Is the mass of Tachyons real or imaginary? I have always considered quantities like mass, charge, momentum etc. to be real quantities as them being imaginary doesn't make much sense to me.
But for tachyons to exist, they should have imaginary mass compatible with special relativity. Or their rest mass should be imaginary for their masses to be real. So is the mass of tachyons real or imaginary? And if it's imaginary, can there be an imaginary charge, momentum etc.?
 A: First let's clear up the possible confusion about rest mass and mass. All working physicists these days define mass to be the same thing as what used to be referred to as "rest mass" back in the 1950's. The modern convention has slowly filtered down into textbooks and is now a universal standard except in popularizations.
The definition of mass is $m^2=E^2-p^2$ (in units with $c=1$). Mass is not additive.

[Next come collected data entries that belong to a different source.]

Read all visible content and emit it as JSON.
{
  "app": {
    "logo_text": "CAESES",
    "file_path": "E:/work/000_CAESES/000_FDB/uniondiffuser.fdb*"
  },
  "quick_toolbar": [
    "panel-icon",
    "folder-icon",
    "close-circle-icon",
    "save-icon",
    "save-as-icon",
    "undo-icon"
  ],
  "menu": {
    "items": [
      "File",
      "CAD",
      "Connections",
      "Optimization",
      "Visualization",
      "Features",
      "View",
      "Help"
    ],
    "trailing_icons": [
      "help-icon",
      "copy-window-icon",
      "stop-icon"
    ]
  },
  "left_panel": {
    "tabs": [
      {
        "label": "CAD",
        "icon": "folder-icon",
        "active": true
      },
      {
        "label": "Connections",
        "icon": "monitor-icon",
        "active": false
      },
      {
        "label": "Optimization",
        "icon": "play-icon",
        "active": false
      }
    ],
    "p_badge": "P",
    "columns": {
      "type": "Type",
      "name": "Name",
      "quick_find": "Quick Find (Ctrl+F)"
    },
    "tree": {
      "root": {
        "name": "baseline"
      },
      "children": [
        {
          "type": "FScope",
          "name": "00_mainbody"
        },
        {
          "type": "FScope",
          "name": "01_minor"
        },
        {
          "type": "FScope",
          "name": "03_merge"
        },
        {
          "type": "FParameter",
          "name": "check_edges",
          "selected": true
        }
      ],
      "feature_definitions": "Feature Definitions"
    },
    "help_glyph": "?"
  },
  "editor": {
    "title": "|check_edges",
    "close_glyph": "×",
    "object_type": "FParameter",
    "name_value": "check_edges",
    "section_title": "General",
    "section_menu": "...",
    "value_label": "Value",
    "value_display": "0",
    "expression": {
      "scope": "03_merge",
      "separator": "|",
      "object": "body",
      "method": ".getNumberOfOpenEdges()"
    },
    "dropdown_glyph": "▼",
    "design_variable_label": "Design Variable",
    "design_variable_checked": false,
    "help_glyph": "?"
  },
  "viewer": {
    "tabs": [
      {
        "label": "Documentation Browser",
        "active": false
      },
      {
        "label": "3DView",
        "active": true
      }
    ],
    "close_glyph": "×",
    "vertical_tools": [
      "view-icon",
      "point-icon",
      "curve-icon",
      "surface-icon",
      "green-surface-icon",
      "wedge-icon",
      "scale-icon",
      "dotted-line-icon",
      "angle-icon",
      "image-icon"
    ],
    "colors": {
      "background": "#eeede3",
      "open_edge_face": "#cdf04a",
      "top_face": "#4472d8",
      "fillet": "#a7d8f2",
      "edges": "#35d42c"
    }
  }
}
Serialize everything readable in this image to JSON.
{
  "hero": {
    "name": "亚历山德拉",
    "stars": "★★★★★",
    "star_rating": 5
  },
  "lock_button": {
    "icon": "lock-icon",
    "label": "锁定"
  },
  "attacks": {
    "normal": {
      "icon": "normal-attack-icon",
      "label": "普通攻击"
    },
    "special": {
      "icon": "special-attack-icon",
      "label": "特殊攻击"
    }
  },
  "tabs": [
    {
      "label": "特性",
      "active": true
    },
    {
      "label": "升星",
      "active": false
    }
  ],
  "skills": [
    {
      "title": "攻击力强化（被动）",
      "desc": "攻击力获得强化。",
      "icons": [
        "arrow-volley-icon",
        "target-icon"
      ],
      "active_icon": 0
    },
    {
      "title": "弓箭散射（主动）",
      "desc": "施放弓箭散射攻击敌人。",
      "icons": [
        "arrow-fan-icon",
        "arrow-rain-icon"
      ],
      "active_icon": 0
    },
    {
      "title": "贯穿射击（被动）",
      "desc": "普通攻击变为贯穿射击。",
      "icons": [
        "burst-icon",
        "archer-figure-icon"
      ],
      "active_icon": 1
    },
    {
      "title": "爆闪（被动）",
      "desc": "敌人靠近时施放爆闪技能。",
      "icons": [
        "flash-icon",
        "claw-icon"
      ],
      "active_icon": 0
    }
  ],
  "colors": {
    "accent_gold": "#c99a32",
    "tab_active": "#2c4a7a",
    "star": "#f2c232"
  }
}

A tachyon has a spacelike world-line by definition. By symmetry, its energy-momentum is parallel to the tangent vector to its world-line. Therefore its energy-momentum is spacelike, and $m^2<0$.

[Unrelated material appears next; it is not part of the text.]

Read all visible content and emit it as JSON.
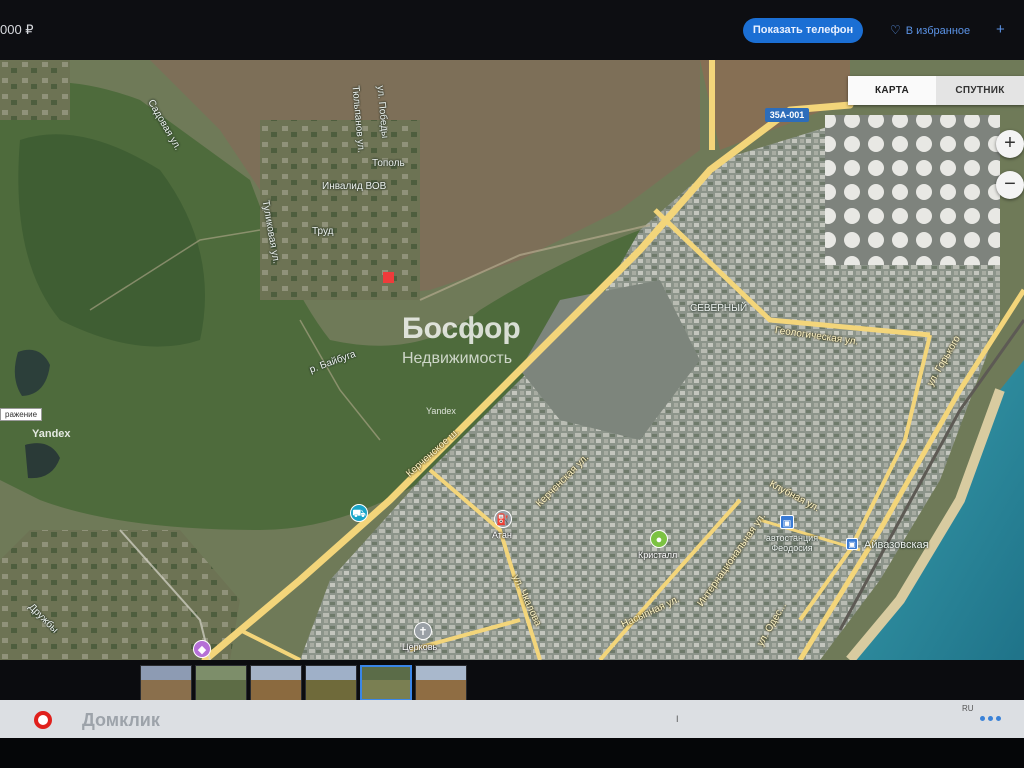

And if it's imaginary, can there be imaginary charge, momentum etc? 

We don't do general relativity on complex manifolds, we do it on real manifolds, so for compatibility with GR, the energy-momentum must have real components.
I'll leave it to others to discuss whether imaginary charge makes sense. This might depend on what you pick as your definition of charge, whether you're talking about classical or quantum physics, and what kind of distasteful outcomes you are or are not willing to accept.